Stresle başa çıkmak isteyen kişinin o anki yaşam olayına karşı algı ve yorumunu değerlendirmesi önemlidir. Bu algı ve yorumlamalarda işlevsel olmayan düşünceler ya da bilişsel çarpıtmalar (düşünce hataları)  stresi arttırıcı etki yaratır. Ya hep ya hiç şeklinde düşünme, felaketleştirme, aşırı büyütme ya da küçültme, akıl okuma, falcılık, etiketleme ve yanlış etiketleme, -meli – malı cümleleri, olumluyu geçersiz kılma, aşırı genelleme, kişiselleştirme vb. düşünceler sıklıkla yapılan bilişsel çarpıtmalardır. Örneğin sınava hazırlanan bir öğrencinin “başaramazsam korkunç olur, bu benim sonum. Okuldan asla mezun olamayacağım” şeklinde felaketleştiren bir düşünce hatası yapması ya da özel bir ilişkide kendi varsayımlarının karşı taraf için de geçerli olduğunu düşünerek “benim sorumsuz bir insan olduğumu düşünüyor” , “benim beceriksiz olduğumu düşünecek” gibi akıl okuma yoluna giderek düşünce hataları yapması kişinin içinde bulunduğu durum karşısında stresini arttıracak ve kontrol edilemez bir etki yaratacaktır. Dolayısıyla stres, içinde bulunduğumuz durumu yorumlayamamakla başlar. Stresi denetim altına almanın ilk adımı da içinde bulunduğumuz olayla ilgili ne düşündüğümüzü belirlemektir. “Bu olayla ilgili olarak aklımdan geçen düşünce ne? Stres karşısında gösterdiğim tepkiler neler? Aklımdan geçen düşünce ne kadar gerçekçi? Bu düşünceyi destekleyen ya da desteklemeyen hangi durumlar var? Yapmak istediğim şey ne? Bu isteklerimi gerçekleştirmek için neler yapabilirim? Benzer bir durumda bir başkası olsa onunla ilgili ne düşünürdüm ve ona ne yapması gerektiğini söylerdim?” gibi sorular stresi kontrol altına almakta ve davranış belirlemekte yardımcı olacaktır.

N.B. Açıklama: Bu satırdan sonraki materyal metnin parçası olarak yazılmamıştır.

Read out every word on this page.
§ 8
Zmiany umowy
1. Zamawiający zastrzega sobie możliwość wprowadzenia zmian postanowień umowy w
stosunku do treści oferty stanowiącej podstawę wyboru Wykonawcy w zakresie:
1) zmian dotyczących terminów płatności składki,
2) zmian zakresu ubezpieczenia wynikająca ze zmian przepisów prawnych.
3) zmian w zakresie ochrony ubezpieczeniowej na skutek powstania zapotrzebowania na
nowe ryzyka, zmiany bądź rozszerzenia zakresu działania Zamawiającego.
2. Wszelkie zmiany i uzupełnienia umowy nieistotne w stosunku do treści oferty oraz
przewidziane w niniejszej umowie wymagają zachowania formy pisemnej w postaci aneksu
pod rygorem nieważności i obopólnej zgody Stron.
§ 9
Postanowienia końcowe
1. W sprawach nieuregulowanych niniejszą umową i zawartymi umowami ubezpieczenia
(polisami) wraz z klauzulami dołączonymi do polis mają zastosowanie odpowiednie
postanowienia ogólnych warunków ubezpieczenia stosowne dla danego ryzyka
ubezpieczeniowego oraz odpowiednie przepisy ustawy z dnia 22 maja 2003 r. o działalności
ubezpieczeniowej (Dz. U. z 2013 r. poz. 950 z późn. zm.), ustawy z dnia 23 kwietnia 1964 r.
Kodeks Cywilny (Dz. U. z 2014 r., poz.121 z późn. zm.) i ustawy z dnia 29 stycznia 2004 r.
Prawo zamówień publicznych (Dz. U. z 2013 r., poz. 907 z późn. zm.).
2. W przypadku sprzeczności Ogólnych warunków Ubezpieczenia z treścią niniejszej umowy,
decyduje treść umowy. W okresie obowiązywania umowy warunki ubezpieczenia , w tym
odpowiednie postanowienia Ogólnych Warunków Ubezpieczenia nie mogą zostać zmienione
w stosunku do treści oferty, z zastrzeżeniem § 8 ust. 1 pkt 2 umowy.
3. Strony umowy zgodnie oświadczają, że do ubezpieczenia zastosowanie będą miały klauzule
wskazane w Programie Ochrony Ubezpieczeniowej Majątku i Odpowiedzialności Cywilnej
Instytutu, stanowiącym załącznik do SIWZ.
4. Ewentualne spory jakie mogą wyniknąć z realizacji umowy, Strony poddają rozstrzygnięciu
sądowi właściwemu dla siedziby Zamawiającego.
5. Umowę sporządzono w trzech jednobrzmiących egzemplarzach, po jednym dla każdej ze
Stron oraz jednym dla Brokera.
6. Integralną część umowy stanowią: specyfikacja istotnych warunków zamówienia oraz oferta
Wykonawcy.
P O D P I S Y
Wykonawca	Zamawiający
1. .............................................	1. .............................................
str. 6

Stres anında bedenimizin gösterdiği fizyolojik tepkiler hemen hemen herkes için aynıdır. Nabızda yükselme, terleme, nefes daralması, tedirginlik, çenenin kasılması vb. Savaş ya da kaç dediğimiz tepkiler organizmanın tehlike algısı karşısında sempatik sinir sistemini uyarması ile ortaya çıkan tepkilerdir. Bu durumun uzun süre devam etmesi ve kontrol altına alınamaması sindirim sistemine, bağışıklık sistemine, üremeye, büyümeye olumsuz etkiler yaratarak sağlık sorunlarının oluşmasına sebebiyet verebilir. Diğer yandan stres tepkisini oluşturan bu düzenekler, bunu ortadan da kaldırabilir. Beyin karşılaşılan durumun tehlikeli olmadığına karar verdiğinde tehlike uyarıları göndermemeye başlar ve buna bağlı olarak savaş ya da kaç tepkisi söner.Fizyolojik tepkiler kontrol edilebilir.

Tüm bunların yanı sıra gevşeme egzersizleri, problem çözme teknikleri, zamanı iyi kullanma, etkili iletişim, egzersiz yapma, beslenme alışkanlığını düzene koyma, sosyal destek gibi durumlar da stresle başa çıkmayı kolaylaştıracaktır.